Primo quarto e l’Italia riesce a mettere subito la testa avanti, piazzando un mini vantaggio di 6 punti a sei minuti dalla sirena. La Francia con la coppia Fournier e Gobert si rifà sotto e Sacchetti decide di alzare il livello tecnico inserendo sul parquet Mannion e Gallinari, ma a guidare il nostro attacco è sempre il solito Fontecchio.  Primi 10 minuti e azzurri avanti di 5 (25 a 20).

Nel secondo quarto, i transalpini ritornano in partita e con un parziale di 7 a 0 si portano sul 32 al 30, sfruttando soprattutto la fisicità di Fall nel pitturato. Azzurri che faticano in attacco, con troppe conclusioni sbagliate dall’arco. Esce dalla panchina Gallinari che si carica la squadra sulle spalle: due palle recuperate e una tripla pesante riporta l’Italia avanti (40 a 39).
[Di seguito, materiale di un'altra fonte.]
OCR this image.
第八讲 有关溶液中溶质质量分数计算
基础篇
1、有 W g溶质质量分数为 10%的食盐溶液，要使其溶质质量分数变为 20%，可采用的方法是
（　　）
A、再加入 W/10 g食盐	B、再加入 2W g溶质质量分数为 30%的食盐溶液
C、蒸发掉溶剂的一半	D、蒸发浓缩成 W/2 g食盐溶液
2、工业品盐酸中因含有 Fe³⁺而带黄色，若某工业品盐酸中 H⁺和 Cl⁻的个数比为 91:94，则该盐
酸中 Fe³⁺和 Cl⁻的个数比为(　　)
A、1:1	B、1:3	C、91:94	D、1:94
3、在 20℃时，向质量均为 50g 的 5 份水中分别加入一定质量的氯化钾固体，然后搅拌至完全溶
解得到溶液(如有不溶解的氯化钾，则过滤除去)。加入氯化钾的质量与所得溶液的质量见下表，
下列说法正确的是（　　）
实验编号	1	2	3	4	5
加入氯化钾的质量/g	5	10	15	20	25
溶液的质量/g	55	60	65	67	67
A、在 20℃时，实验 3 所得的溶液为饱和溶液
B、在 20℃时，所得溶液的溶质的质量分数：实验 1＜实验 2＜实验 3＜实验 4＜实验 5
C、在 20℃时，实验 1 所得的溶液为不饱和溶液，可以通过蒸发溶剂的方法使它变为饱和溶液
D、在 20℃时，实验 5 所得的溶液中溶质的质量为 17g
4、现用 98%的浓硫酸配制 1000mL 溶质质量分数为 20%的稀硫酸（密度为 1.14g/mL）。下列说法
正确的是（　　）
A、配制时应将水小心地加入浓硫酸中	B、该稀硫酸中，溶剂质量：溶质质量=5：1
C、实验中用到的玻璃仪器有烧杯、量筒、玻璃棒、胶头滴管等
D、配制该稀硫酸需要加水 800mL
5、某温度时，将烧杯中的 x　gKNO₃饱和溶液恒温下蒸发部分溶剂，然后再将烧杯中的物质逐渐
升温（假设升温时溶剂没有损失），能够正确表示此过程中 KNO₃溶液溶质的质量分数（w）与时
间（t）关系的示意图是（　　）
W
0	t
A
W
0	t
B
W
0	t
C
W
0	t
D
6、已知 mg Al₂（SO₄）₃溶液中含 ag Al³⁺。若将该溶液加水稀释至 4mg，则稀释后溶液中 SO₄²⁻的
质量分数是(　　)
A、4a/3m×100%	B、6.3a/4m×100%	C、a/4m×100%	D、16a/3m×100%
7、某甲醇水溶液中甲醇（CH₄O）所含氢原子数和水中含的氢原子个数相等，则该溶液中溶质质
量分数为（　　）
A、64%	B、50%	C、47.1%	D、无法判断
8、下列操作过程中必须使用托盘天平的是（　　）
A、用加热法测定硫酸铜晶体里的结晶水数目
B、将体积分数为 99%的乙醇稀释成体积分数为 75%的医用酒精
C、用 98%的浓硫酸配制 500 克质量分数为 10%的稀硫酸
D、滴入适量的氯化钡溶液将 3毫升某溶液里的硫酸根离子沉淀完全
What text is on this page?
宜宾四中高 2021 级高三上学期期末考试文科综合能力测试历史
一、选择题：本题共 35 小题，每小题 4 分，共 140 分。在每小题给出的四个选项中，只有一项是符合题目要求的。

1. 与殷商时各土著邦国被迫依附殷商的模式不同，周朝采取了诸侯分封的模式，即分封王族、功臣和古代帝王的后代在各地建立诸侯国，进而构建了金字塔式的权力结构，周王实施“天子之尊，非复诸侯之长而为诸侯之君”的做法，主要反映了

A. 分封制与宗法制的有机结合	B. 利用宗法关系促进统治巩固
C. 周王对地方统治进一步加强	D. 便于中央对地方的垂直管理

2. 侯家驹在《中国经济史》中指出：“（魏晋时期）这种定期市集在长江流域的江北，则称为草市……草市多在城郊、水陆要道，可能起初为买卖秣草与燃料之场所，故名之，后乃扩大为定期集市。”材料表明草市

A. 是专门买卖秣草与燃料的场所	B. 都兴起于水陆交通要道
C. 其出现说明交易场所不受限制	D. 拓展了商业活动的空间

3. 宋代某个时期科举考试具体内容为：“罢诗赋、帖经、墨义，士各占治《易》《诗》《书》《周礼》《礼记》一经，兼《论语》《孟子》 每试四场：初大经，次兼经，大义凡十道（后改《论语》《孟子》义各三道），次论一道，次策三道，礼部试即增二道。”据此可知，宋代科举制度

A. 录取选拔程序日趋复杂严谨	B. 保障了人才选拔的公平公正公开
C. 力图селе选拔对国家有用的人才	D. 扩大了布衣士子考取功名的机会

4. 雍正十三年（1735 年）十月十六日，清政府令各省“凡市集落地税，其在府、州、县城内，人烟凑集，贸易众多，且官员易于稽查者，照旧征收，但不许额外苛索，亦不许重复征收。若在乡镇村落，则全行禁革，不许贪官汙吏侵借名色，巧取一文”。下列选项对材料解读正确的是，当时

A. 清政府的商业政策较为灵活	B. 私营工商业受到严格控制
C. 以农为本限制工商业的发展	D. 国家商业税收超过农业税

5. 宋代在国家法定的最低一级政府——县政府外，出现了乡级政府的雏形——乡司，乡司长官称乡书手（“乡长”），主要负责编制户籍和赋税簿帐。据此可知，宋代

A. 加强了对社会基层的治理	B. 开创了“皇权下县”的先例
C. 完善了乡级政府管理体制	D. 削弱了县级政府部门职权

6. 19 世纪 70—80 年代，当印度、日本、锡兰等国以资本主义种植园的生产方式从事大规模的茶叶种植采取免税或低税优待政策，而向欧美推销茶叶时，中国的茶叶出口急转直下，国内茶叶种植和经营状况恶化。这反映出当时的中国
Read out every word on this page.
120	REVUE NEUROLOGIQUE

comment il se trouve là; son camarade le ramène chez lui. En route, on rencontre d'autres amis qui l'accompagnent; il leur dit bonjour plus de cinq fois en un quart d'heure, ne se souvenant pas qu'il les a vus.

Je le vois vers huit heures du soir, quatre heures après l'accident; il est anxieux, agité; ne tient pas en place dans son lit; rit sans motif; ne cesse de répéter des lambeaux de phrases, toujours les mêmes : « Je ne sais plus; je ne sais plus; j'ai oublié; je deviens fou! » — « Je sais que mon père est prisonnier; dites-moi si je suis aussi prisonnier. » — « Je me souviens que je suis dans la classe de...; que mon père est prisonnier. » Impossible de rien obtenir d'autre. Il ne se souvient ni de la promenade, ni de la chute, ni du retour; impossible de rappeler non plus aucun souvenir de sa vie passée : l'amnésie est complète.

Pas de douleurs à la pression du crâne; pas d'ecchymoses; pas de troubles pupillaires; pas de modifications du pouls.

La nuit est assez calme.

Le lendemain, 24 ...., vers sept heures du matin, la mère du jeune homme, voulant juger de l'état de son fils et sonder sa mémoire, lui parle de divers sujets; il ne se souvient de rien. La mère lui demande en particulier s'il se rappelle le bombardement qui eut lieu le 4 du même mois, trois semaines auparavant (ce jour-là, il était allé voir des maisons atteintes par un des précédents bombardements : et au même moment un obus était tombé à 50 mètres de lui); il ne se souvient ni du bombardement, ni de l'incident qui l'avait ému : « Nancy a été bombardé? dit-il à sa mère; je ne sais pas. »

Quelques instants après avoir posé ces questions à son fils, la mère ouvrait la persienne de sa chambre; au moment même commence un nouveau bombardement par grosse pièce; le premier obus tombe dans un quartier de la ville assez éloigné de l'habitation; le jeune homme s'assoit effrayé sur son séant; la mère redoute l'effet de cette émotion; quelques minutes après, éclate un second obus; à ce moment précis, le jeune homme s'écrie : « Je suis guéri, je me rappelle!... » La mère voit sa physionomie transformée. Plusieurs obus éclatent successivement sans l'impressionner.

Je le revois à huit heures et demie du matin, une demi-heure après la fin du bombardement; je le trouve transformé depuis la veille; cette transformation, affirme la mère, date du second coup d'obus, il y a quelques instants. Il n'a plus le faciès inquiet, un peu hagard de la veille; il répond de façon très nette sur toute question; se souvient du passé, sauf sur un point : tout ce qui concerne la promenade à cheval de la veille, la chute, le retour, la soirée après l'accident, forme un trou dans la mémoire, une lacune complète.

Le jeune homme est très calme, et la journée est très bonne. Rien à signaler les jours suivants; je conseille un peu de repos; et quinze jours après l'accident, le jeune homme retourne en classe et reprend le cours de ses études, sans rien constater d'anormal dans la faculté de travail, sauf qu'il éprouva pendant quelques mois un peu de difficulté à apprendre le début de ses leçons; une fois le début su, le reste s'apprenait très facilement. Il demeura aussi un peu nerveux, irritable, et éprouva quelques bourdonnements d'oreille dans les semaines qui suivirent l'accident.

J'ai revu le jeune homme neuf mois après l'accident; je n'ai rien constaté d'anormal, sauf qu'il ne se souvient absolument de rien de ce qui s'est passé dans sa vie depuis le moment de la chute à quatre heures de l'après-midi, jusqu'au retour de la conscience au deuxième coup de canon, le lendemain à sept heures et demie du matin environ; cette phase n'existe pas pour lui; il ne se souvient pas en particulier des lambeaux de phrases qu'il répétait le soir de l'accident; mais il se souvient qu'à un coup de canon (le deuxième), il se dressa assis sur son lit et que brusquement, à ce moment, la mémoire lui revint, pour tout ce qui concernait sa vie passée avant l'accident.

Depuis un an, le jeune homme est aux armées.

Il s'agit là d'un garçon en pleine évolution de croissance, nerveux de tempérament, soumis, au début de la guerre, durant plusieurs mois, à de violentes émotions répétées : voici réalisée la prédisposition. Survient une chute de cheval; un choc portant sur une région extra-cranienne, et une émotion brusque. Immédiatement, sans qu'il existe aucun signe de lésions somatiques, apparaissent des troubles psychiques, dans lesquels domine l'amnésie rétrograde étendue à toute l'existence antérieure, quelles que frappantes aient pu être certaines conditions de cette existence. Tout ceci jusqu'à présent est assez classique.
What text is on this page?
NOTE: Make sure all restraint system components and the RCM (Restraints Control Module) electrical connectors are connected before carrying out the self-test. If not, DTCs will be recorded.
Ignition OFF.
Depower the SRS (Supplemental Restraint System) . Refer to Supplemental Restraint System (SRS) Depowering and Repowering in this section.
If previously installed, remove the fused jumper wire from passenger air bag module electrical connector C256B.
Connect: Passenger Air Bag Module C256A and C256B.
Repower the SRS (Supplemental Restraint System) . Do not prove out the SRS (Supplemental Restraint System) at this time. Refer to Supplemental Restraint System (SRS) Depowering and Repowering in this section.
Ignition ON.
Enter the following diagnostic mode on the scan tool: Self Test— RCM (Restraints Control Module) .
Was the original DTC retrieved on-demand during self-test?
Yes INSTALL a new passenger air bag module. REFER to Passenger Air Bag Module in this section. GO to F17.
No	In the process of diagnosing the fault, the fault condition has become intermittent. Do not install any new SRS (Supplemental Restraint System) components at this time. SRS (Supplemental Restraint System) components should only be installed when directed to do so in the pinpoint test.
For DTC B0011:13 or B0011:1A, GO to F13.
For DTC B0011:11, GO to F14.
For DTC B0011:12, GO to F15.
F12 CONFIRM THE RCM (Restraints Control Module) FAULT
Tuttavia Fournier è un campione NBA e nelle due ultime azioni, realizza 4 punti che riporta i transalpini avanti sul 43 a 42. Per il Gallo, 10 punti in questa seconda frazione.

La Francia comincia il terzo quarto in modo più aggressivo e complici una serie di palle perse, gli azzurri vanno sotto di 10 (46 al 56). Sacchetti rigetta nella mischia Gallinari e Polonara, ma Batum (doppia – doppia in questa partita) è in serata di gloria e con 2 triple consecutive, porta i suoi sul +13. La regia internazionale inquadra il nostro coach che prova a trovare la quadra, ma gli avversari sono troppo forti con un minuto alla sirena, sono vicini al 100% a cronometro fermo.

O la va o la spacca! Il diktat di questo ultimo quarto con l’Italia che ritorna sul -3 grazie ad un ritrovato Fontecchio, imitando il Batum del terzo tempo (due triple consecutive). La Francia comincia (finalmente) a sbagliare e l’Italia pareggia sul 66 a 66 a 5:50 da giocare (parziale di 10 a 2 per i nostri). Batum cerca di portare avanti i suoi ma Gallinari è on fire e ci riporta in scia ma qualche palla persa e qualche fischio arbitrale non giusto, portano la Francia in semifinale. Francia batte 84 a 75.

La partita più difficile e la Francia (forse) era l’avversario più duro da affrontare: un mix di fisicità e di talento che dopo la vittoria all’esordio contro gli USA, sono sicurmente i candidati al podio. L’Italia ha giocato con l’orgoglio e nonostante un Gallinari da 20 punti, la nostra avventura giapponese finisce ai quarti. Potevamo osare di più, magari rischiando qualche giocata (come quelle di Fontecchio nell’ultima ripresa) ma i transalpini hanno dimostrato di essere superiori e di avere più esperienza. Olimpiade che potrà diventare una buona base da cui ripartire per il futur. 

Comunque sia andata, GRAZIE ITALIA per le levatacce all’alba, per averci fatto sognare e rinnamorare di questo sport troppe volte bistrattato nel nostro paese.